Wahyu mengangguk patuh setelah mengusap kasar sudut matanya yang terasa sedikit berair. "Iya, Ayah bakalan cari siapa pelakunya."

"Tapi sekarang Bunda makan dulu ya, dari kemarin kan Bunda belum makan nasi," lanjut Wahyu membujuk sang istri dengan lembut.

"Gak nafsu Yah."

"Dipaksain biar gak sakit, nanti kalo Aira tau makin sedih lihat Bunda kayak gini," balas Wahyu membuat Amina terdiam tak menjawab dengan tatapan terus tertuju pada putri semata wayang mereka yang seolah sudah tak bernyawa.

Pada akhirnya Amina setuju membuat Wahyu bernafas lega dan izin pergi dari ruangan untuk pergi ke kantin rumah sakit membeli makanan.

Tak berlangsung lama setelah kepergian Wahyu, dari luar ruangan muncul Nita yang akan masuk ke ruangan Aira seorang diri, gadis itulah langsung pergi menjenguk Aira setelah pulang sekolah. Namun langkah gadis itu berhenti di depan pintu ruangan, menatap ke dalam ruangan lewat jendela.

Mata gadis itu seketika berkaca-kaca dan siap tumpah saat melihat Amina yang terlihat berbicara pelan pada Aira yang belum sadar dengan wajah terlihat jelas sehabis menangis.

"Aira, lo tega liat Bunda lo kayak gitu? Gue mohon lo cepetan sadar biar bisa bales orang yang udah buat lo kayak gini, kita cari sama-sama siapa pelakunya," lirih Nita lemas, dia merasa bersalah pada Aira karena merasa tak berguna sebagai sahabat Aira dan tak bisa mencegah takdir buruk yang terjadi pada gadis itu.

Cukup lama Nita hanya berdiri di depan jendela ruangan Aira sampai air matanya sempat keluar sebelum dia usap dengan kasar lalu memutuskan untuk masuk.

"Assalamu'alaikum Tante."

                                                    ****

Masih di dunia yang sama, seorang remaja SMA yang masih lengkap dengan seragam putih abu-abu mengendarai motor sport ugal-ugalan sampai tiba-tiba berhenti di pinggir jalanan yang lumayan sepi.
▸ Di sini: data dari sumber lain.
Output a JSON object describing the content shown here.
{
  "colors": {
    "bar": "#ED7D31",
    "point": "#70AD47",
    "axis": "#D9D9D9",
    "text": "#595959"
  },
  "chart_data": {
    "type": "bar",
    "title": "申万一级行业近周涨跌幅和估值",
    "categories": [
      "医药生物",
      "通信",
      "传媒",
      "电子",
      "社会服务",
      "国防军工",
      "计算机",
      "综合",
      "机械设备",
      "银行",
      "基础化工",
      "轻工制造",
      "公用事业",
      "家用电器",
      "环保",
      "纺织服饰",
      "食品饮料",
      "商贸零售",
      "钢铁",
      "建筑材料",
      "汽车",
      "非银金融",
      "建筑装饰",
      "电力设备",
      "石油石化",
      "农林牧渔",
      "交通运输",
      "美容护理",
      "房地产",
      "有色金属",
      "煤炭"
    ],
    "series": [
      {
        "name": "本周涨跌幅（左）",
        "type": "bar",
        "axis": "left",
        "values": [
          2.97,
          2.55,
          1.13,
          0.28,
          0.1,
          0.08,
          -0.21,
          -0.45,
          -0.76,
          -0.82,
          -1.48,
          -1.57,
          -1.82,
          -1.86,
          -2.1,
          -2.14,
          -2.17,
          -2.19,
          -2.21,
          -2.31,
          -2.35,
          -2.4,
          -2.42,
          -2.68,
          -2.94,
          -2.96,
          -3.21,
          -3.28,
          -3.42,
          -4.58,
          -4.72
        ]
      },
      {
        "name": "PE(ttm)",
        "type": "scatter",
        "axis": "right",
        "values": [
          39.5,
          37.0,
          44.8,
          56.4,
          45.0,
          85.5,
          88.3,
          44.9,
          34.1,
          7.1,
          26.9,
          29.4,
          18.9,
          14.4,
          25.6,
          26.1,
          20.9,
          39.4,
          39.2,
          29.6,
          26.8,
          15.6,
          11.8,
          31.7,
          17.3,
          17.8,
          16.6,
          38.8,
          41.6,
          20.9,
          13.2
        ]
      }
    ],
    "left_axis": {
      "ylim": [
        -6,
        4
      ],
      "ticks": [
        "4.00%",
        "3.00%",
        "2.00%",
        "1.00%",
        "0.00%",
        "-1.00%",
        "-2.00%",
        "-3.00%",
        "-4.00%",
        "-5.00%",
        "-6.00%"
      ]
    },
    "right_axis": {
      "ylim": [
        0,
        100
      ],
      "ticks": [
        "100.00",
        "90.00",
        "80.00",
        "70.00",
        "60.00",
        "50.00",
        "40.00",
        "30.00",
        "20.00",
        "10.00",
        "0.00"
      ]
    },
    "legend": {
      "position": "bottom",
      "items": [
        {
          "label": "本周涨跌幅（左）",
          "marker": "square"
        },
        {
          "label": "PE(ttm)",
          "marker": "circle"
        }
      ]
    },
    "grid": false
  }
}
Untung saja nyawanya kali ini masih terselamatkan.

"Shit!" Umpatan kasar itu keluar begitu saja dari mulut remaja tersebut.

Dia Rian, ya laki-laki yang telah tega meracuni Aira dengan tujuan membunuh gadis itu agar dia tak lagi mempunyai saingan seberat gadis itu, karena Rian akui Aira sangatlah pintar dan susah dia kalahkan. Itulah alasan mengapa Rian memilih cara yang kotor agar bisa selalu juara kelas. Sangat tidak patut dicontoh bukan.
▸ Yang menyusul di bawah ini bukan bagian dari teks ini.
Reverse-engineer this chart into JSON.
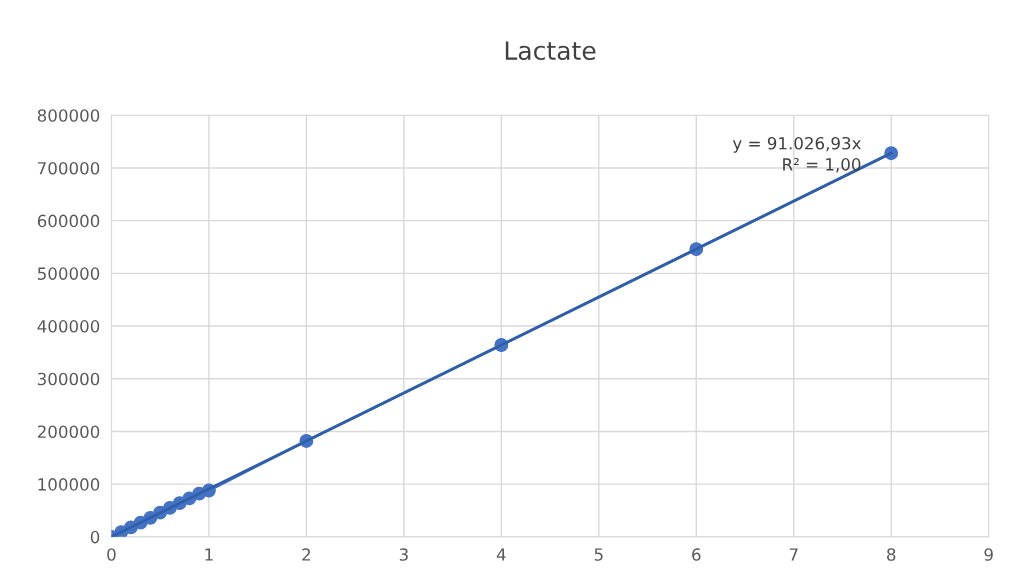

Rian terlihat berbeda, kelihatannya dia tengah dilanda frustasi terlihat dari cara dia mengacak rambut asal setelah melepas helm full face yang sebelumnya dia pakai.

"Kenapa dia gak mati sekalian aja sih!" gerutunya kesal, dia kesal karena mendengar kabar bawah Aira koma di rumah sakit. Rian merasa rencananya yang telah dia matangkan itu berujung gagal.

"Ck! Gue keknya kurang banyak ngasih racunnya!" lanjutnya berdecak.

Di lain sisi Rian sebenarnya merasa takut jika rencana pembunuhannya diketahui orang lain, meskipun dia menjalankan rencananya seorang diri tanpa memberitahu teman atau orang terdekatnya. Sangat nekat memang.

Sampai sini bisa disimpulkan bahwa Rian frustasi karena dia hal, antara takut rencananya berakhir gagal dan takut kejahatannya ketahuan orang lain. Jika ketakutan keduanya itu benar-benar terjadi, maka berakhir sudah Rian di dalam jeruji besi, dan laki-laki itu tak bisa membayangkan.

Dari pada itu terjadi lebih baik Rian tobat saja bukan? Tapi sepertinya laki-laki itu masih berusaha untuk tetap melanjutkan rencananya jika rencana pertamanya gagal.

Lihat saja, baru diterka-terka senyum licik penuh misteri tercetak di wajah Rian seolah baru menemukan ide yang sangat cemerlang sebelum laki-laki itu kembali memakai helm dan melanjutkan perjalanan pulang.